I social come tutte le innovazioni hanno in sé degli aspetti di sviluppo per la comunità intera, al tempo stesso tutto quello che è sviluppo può essere usato male. I social network sono indubbiamente un grande veicolo di sviluppo e progresso, non possiamo non tenerne conto.

Assistiamo sempre più di frequente a scambi genitori-figli sui social, come appunto l’ultima sfida delle mamme testimonia.
Padri e madri hanno il “dovere” di parlare un linguaggio digitale per comprendere i propri figli? E come possono gestire le esagerazioni legate allo smartphone?

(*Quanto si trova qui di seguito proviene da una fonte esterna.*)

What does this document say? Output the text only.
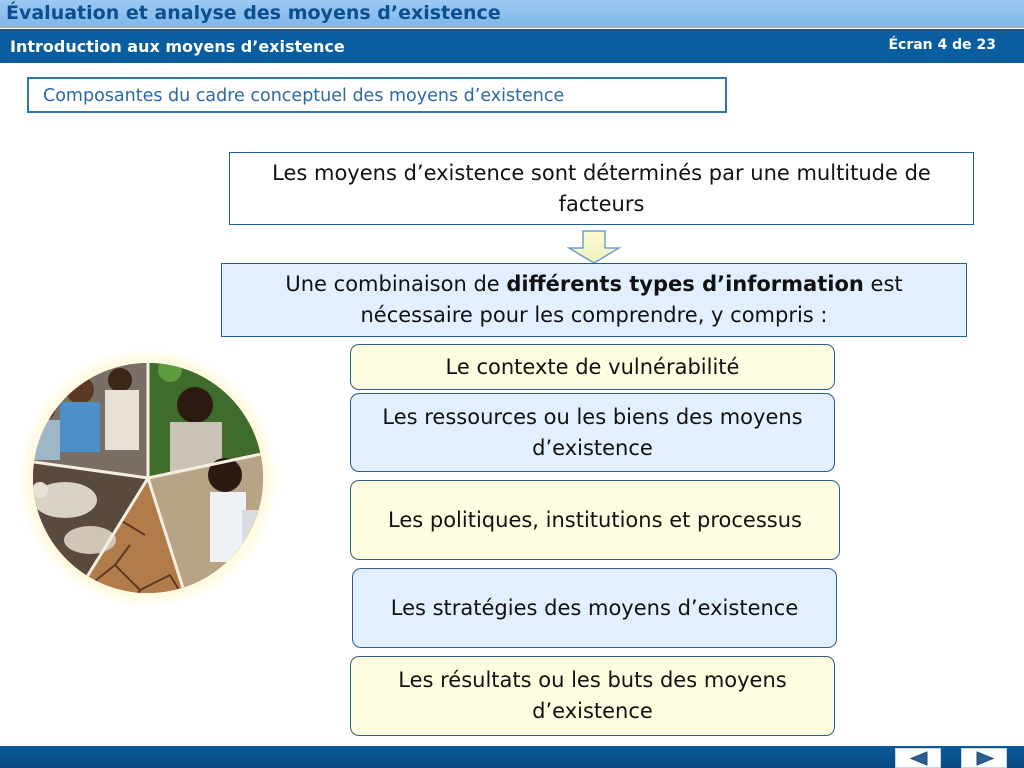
Évaluation et analyse des moyens d’existence
Introduction aux moyens d’existence	Écran 4 de 23
Composantes du cadre conceptuel des moyens d’existence
Les moyens d’existence sont déterminés par une multitude de facteurs
Une combinaison de différents types d’information est nécessaire pour les comprendre, y compris :
Le contexte de vulnérabilité
Les ressources ou les biens des moyens d’existence
Les politiques, institutions et processus
Les stratégies des moyens d’existence
Les résultats ou les buts des moyens d’existence
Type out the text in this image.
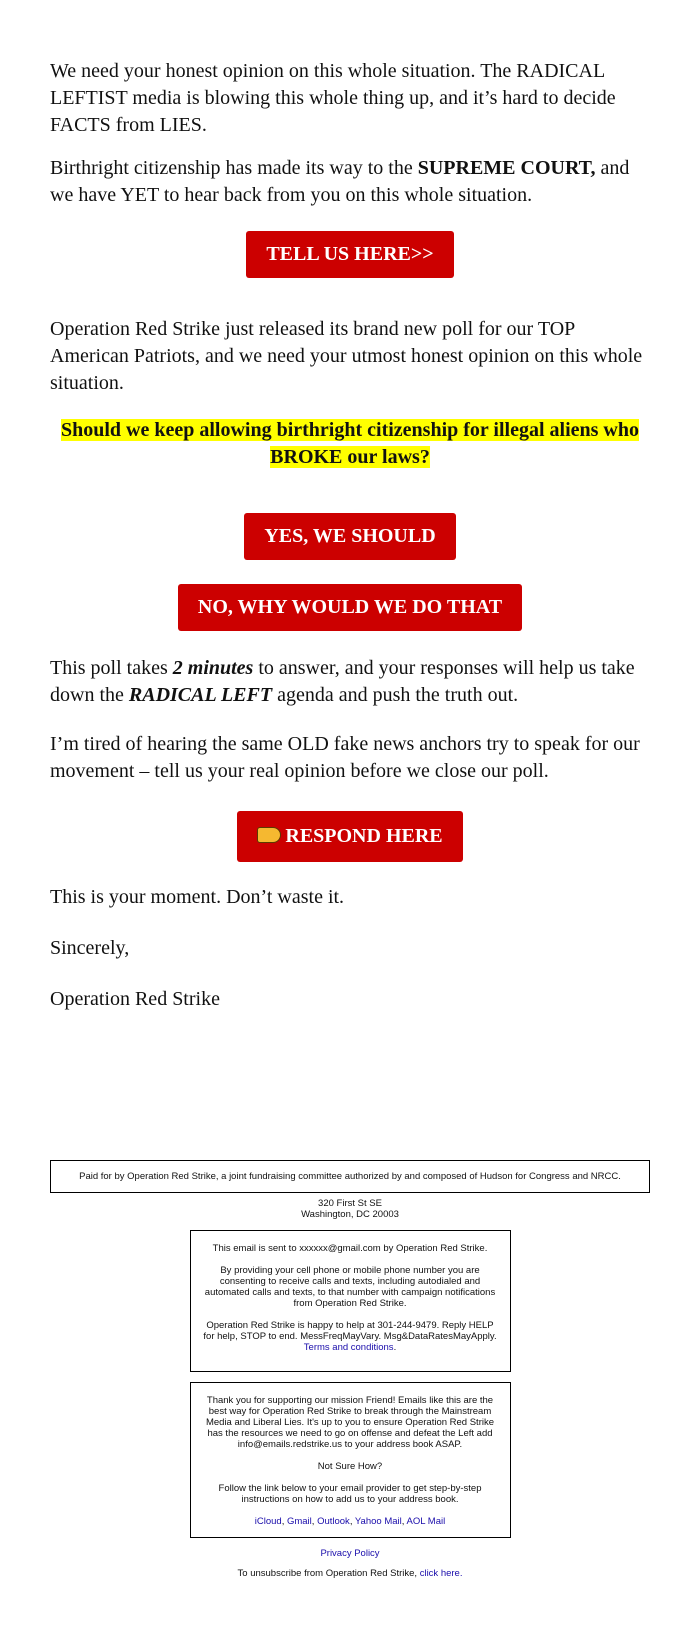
We need your honest opinion on this whole situation. The RADICAL LEFTIST media is blowing this whole thing up, and it’s hard to decide FACTS from LIES.

Birthright citizenship has made its way to the SUPREME COURT, and we have YET to hear back from you on this whole situation.

TELL US HERE>>

Operation Red Strike just released its brand new poll for our TOP American Patriots, and we need your utmost honest opinion on this whole situation.

Should we keep allowing birthright citizenship for illegal aliens who BROKE our laws?

YES, WE SHOULD
NO, WHY WOULD WE DO THAT

This poll takes 2 minutes to answer, and your responses will help us take down the RADICAL LEFT agenda and push the truth out.

I’m tired of hearing the same OLD fake news anchors try to speak for our movement – tell us your real opinion before we close our poll.

RESPOND HERE

This is your moment. Don’t waste it.

Sincerely,

Operation Red Strike

Paid for by Operation Red Strike, a joint fundraising committee authorized by and composed of Hudson for Congress and NRCC.
320 First St SE
Washington, DC 20003
This email is sent to xxxxxx@gmail.com by Operation Red Strike.

By providing your cell phone or mobile phone number you are consenting to receive calls and texts, including autodialed and automated calls and texts, to that number with campaign notifications from Operation Red Strike.

Operation Red Strike is happy to help at 301-244-9479. Reply HELP for help, STOP to end. MessFreqMayVary. Msg&DataRatesMayApply. Terms and conditions.
Thank you for supporting our mission Friend! Emails like this are the best way for Operation Red Strike to break through the Mainstream Media and Liberal Lies. It's up to you to ensure Operation Red Strike has the resources we need to go on offense and defeat the Left add info@emails.redstrike.us to your address book ASAP.

Not Sure How?

Follow the link below to your email provider to get step-by-step instructions on how to add us to your address book.

iCloud, Gmail, Outlook, Yahoo Mail, AOL Mail
Privacy Policy
To unsubscribe from Operation Red Strike, click here.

I genitori hanno sempre provato a controllare i figli, il problema non è questo, ma come si crea un legame che prevede la confidenza, senza passare per l’intrusione. Avere un legame di intimità è qualcosa che non prevede l’intrusione, prima si faceva sbirciando il diario ora lo si fa andando su Whatsapp.
Non credo che si possa parlare di dipendenza dei giovani, si tratta di un modo di stare in contatto tra loro. Piuttosto bisognerebbe promuovere una cultura del mezzo, legata alle tecnologie. È una questione di grande importanza che riguarda l’intera società, i genitori sono solo una parte di un intero sistema. Il vero problema è l’appiattimento del desiderio sul bisogno: nel momento in cui tutto è bisogno, “ho bisogno di una cosa perché altrimenti non posso comunicare” questo non mi permette di capire i confini giusti. Se anche l’adulto dice “io dipendo da quel bisogno“, non c’è spazio di coltivazione per il desiderio reale.
Se è un bisogno non c’è lo spazio per pensare.

Al cinema il film “Perfetti sconosciuti” analizza il fenomeno dei cellulari, considerati la scatola nera delle nostre vita, portatori di segreti inconfessabili. Come se la nostra libertà fosse legata proprio alla tutela degli smartphone. È davvero così?

Il progresso e la libertà dei diritti a volte sono stati confusi, parallelamente lo strumento diventa sempre più bello e ci fa pensare che abbiamo più possibilità. La libertà è stata confusa con le possibilità, siamo nel momento in cui si pensa che se si hanno molte possibilità si hanno anche molte libertà, ma in realtà non è così.

Fonte: movieplayer
Fonte: movieplayer

Lei è presidente dell’Ordine degli psicologi della Campania, che tipo di attività svolgete? Favorite momenti di incontro e dibattito “reali”?

Nella nostra funzione di tutela e promozione della salute organizziamo una serie di attività prima tra tutte quelle che riguardano l’aggiornamento professionale. In occasione delle due giornate, la Giornata Internazionale della Donna e quella del contrasto alla violenza di genere (8 marzo e 25 novembre) organizziamo degli eventi per far confrontare il mondo della politica, delle istituzioni e delle associazioni attorno a un tema.
Si è appena concluso, pochi giorni fa, quello legato all’8 marzo: nell’ambito del progetto Opportune Differenze, abbiamo parlato dei servizi che fanno comunità, ovvero di quei servizi pubblici e privati capaci di creare partecipazione sociale e benessere per cittadine e cittadini, oltre che garantire la conciliazione dei tempi del lavoro e della vita privata.
Ancora, portiamo avanti il progetto “Benessere psicologico in farmacia” e la “Settimana del benessere psicologico”, giunta alla sua settima edizione.